Jake Adam York is the author of A Murmuration of Starlings (Southern Illinois University Press 2008) and Murder Ballads (Elixir 2005). He and his students in the undergraduate Creative Writing program at the University of Colorado Denver publish Copper Nickel. He made his own website: www.jakeadamyork.com.



Featured Poet #4

POETRY:



Against Close Reading

          —Questions for Discussion

What does the sky mean?
Is the grass correct?

How many splashes in that pond?

And while we’re at it,
what is the point of Tuesday,
of the numeral six, of north?

Might the marsh water have an answer,
an opinion, some silence as of judgment?

Can you kindly explain
the mailbox flecked with rust,
new brakes, dog fur, the taste of salt?

And how about this gray turkey
strutting across a gray field
as if he owns it?

Wouldn’t you agree?



Paradise or Its Outskirts

          People also say this is Paradise.
          What sort of Paradise doesn’t have puddles?

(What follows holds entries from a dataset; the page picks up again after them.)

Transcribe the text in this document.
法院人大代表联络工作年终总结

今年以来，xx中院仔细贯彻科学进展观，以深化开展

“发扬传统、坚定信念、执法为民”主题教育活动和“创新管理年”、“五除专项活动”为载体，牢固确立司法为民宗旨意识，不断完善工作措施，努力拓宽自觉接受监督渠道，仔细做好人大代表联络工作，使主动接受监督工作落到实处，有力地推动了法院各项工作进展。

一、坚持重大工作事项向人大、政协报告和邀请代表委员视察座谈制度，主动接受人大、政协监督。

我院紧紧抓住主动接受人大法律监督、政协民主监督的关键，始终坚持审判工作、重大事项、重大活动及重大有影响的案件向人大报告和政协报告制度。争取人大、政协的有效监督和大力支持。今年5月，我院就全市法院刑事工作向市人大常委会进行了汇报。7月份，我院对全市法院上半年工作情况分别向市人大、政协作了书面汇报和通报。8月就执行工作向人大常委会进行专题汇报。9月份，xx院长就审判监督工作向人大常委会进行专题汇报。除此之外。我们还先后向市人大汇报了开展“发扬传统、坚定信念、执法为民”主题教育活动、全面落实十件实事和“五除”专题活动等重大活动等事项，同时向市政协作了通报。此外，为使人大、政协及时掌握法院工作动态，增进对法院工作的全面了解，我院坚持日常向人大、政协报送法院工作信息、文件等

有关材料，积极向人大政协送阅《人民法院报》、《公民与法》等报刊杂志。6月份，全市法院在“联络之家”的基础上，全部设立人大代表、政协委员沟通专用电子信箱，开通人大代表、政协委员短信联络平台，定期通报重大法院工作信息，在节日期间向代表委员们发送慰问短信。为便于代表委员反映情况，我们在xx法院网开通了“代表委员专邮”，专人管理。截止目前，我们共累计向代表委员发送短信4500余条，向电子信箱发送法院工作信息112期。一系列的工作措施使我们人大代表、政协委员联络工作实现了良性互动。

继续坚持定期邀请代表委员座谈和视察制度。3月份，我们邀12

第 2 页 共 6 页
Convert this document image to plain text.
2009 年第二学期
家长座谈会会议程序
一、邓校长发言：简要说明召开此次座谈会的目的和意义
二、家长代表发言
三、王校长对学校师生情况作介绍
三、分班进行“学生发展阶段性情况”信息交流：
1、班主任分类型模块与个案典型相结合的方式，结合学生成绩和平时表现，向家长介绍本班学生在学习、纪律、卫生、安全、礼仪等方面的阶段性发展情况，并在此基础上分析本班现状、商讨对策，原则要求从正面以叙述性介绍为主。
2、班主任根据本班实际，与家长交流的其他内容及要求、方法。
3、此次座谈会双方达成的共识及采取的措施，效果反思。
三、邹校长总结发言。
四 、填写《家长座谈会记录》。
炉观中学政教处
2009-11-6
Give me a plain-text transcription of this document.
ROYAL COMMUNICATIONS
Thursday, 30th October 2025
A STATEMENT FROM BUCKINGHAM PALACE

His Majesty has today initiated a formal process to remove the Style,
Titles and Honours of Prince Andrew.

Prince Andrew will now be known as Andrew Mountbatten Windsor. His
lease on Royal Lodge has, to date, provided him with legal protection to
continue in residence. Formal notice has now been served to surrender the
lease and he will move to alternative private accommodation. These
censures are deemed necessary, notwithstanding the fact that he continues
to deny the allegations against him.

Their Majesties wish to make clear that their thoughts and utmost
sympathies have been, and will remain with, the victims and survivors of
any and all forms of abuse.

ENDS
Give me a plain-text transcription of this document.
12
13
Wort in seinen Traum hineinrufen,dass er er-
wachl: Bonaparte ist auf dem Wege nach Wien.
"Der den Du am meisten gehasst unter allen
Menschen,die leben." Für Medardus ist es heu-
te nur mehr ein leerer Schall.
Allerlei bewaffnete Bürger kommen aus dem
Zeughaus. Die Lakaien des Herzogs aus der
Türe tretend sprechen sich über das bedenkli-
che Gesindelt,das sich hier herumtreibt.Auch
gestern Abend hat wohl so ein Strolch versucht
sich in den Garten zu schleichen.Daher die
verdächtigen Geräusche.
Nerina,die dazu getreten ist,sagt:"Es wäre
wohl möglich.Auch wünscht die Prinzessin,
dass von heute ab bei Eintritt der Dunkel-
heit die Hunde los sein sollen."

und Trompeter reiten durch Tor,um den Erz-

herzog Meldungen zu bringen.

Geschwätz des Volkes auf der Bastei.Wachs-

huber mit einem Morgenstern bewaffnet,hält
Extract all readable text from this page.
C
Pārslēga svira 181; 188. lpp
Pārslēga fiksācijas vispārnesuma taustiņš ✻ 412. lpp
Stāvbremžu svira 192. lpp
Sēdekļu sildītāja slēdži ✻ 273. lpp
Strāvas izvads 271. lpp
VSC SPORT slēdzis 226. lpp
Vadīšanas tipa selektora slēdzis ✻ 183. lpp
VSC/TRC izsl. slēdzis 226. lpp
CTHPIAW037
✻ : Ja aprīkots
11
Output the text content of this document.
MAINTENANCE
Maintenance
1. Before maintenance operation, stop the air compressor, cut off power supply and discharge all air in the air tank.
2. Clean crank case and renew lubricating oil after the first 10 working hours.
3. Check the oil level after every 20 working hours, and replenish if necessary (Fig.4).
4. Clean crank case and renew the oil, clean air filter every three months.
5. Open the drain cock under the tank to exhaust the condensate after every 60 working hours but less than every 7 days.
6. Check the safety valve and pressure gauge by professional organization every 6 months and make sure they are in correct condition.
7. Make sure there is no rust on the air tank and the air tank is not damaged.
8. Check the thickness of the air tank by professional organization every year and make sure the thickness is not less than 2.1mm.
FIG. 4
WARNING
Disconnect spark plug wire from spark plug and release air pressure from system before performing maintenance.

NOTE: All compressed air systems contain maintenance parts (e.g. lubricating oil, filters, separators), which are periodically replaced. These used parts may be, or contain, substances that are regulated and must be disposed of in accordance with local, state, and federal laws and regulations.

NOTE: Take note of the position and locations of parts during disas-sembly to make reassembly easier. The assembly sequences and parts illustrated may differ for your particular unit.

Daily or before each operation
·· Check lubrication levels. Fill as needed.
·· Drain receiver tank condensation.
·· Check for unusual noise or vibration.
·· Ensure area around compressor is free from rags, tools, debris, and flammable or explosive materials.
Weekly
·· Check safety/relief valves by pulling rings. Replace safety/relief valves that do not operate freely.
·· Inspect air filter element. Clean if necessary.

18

                    —Josh English

Paradise comes with muddy pawprints, static,
insomnia, tired brooms, bus fumes hovering
over the still frozen town. Unruly lilies shoot up
through late snow on the cemetery hillside.

A ripe fan blows grease into the alley
out back of the lone Mexican restaurant in town,
where the hostess on break hunches against the cold,
cupping her cigarette with lovely hands.

She’s skinny with generalized denial, and anyone
could love that, don’t you think? She rents
in Paradise or its outskirts, I’m sure of that.
Just watch her eye the three sixtyish secretaries

at their regular Wednesday lunch, all puffy hands
and throaty laughter. Dye jobs just past
their sell-by dates. She could love such weary mothers
easily, but chooses the sky instead, cloud puffs

echoing her exhalations. That’s a zero-G Eden
up there, free of lime slices jamming bottlenecks,
the damnation of sticky linoleum, lint in a purse
puffed up like a secretary’s hair. She likes to think

of nothing, long moments weightless as the check
floating down cloudlike over a table. She’s smoke
obscuring the sky’s cracked mirror. Maybe the snap
of a lock bolt at closing time, and the moment after.

That sort of Paradise. Fritos still in their gleaming bag
at the very top of the brimming dumpster.



Bio: David Graham

David Graham has published a bunch of books that no one has seen, most recently Stutter Monk (Flume Press). With Kate Sontag he edited the essay anthology After Confession (Graywolf). He just entered his third decade of teaching at Ripon College, a wonderful liberal arts school no one’s heard of.